Mundo

Taiwan reivindica grande incursão de avião de guerra chinês – CMIO

  Fact-checking   Autentic   DMCA   Report






A república insular, que a China considera parte de seu território, disse que foi o maior movimento desse tipo desde janeiro

Jatos da Força Aérea de Taiwan se esforçaram para interceptar cerca de 30 aeronaves militares chinesas quando entraram na zona de defesa aérea da ilha, informaram as autoridades de Taipei na segunda-feira.

De acordo com o Ministério da Defesa de Taiwan, 22 desses aviões eram caças, com o restante composto por guerra eletrônica, alerta precoce e aeronaves antissubmarinas.

O esquadrão da Força Aérea Chinesa se aproximou da Ilha Pratas, controlada por Taiwan, na parte norte do Mar da China Meridional. Embora situada a cerca de 450 km (280 milhas) de distância de Taiwan, a ilha e as águas que a cercam fazem parte da chamada Zona de Identificação de Defesa Aérea (ADIZ) da república, que não deve ser confundida com o espaço aéreo mais estreito da república.

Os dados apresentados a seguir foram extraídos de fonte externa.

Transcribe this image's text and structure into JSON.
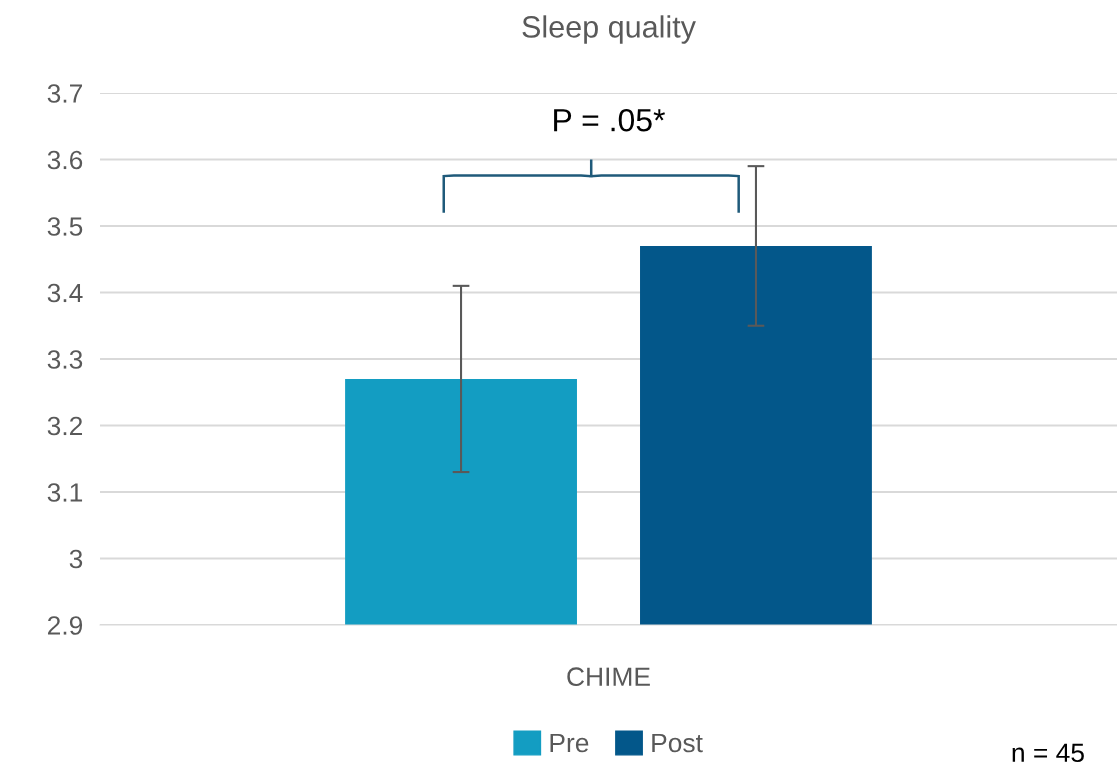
{
  "chart_data": {
    "type": "bar",
    "title": "Sleep quality",
    "categories": [
      "CHIME"
    ],
    "series": [
      {
        "name": "Pre",
        "color": "#139dc2",
        "values": [
          3.27
        ],
        "errors": [
          [
            3.13,
            3.41
          ]
        ]
      },
      {
        "name": "Post",
        "color": "#03578a",
        "values": [
          3.47
        ],
        "errors": [
          [
            3.35,
            3.59
          ]
        ]
      }
    ],
    "ylim": [
      2.9,
      3.7
    ],
    "yticks": [
      2.9,
      3,
      3.1,
      3.2,
      3.3,
      3.4,
      3.5,
      3.6,
      3.7
    ],
    "grid": "y",
    "legend": "bottom",
    "annotations": [
      "P = .05*",
      "n = 45"
    ]
  }
}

Além de enviar seus jatos de combate para a área, Taipei disse que também ativou suas defesas antimísseis, que monitoram as aeronaves que chegam.

Oficiais militares de Taiwan descreveram a incursão como a maior do tipo desde 23 de janeiro, quando 39 aeronaves chinesas cruzaram o ADIZ.

Pequim ainda não comentou o último incidente. Anteriormente, o governo chinês descreveu episódios semelhantes como exercícios destinados a proteger a soberania do país.




Taiwan, que a China considera parte de seu território, registrou um aumento no número de incursões realizadas pela força aérea e marinha de Pequim nos últimos dois anos. Taipei descreve tais ações como nada menos que “zona cinzenta” guerra, aparentemente destinada a desgastar as forças armadas da ilha, bem como testar suas defesas.

Na semana passada, a China anunciou que seus militares realizaram exercícios nas proximidades de Taiwan, descrevendo-os como um “aviso solene” para Taipei contra o seu “conluio” com os EUA.

A declaração veio logo depois que o presidente dos EUA, Joe Biden, aparentemente sugeriu em Tóquio na semana passada que Washington enviaria seus militares para defender a ilha autogovernada caso a China a atacasse, no que teria sido uma grande ruptura com a política de longa data dos EUA de “ambiguidade estratégica.” No entanto, altos funcionários dos EUA, incluindo o próprio Biden e o secretário de Estado Antony Blinken, posteriormente qualificaram a declaração controversa, insistindo que Washington não havia se afastado de sua posição anterior, que, entre outras coisas, inclui o respeito ao chamado princípio de Uma Só China. .

Taiwan é um território autônomo, que é de fato governado por seu próprio governo desde 1949, quando o lado perdedor da guerra civil chinesa fugiu para a ilha e estabeleceu sua própria administração lá. Pequim considera as autoridades taiwanesas separatistas, insistindo que a ilha é uma parte inalienável da China.

Nos últimos anos, altos funcionários chineses, incluindo o presidente Xi Jinping, disseram abertamente que Pequim não descartaria o uso da força para garantir a ‘reunificação’ de Taiwan com o continente.

As autoridades de Taipei também alertaram que defenderiam a ilha com unhas e dentes no caso de uma invasão chinesa.

Sob o princípio de Uma Só China, a grande maioria dos países se abstém de reconhecer oficialmente a independência de Taiwan.

No entanto, Taiwan desfruta há anos de amplo apoio diplomático e militar dos EUA, que mantém relações não oficiais com a ilha. Recentemente, figuras importantes em Washington e Taipei fizeram várias declarações, indicando que os dois países têm planos de aprofundar seus laços.

Verificado por RJ983

Conteúdo traduzido

Ver fonte

  Fact-checking   Autentic   DMCA   Report






Mostrar mais

CMIO

Conselho de Mídia Independente - Grupo independente, de atuação jornalística; baseado em SP. Replica e elabora conhecimentos e assuntos de utilidade pública.

Artigos relacionados

Adblock Detected.

Desative seu AdBlock para poder acessar o conteúdo gratuito. Disable your AdBlock.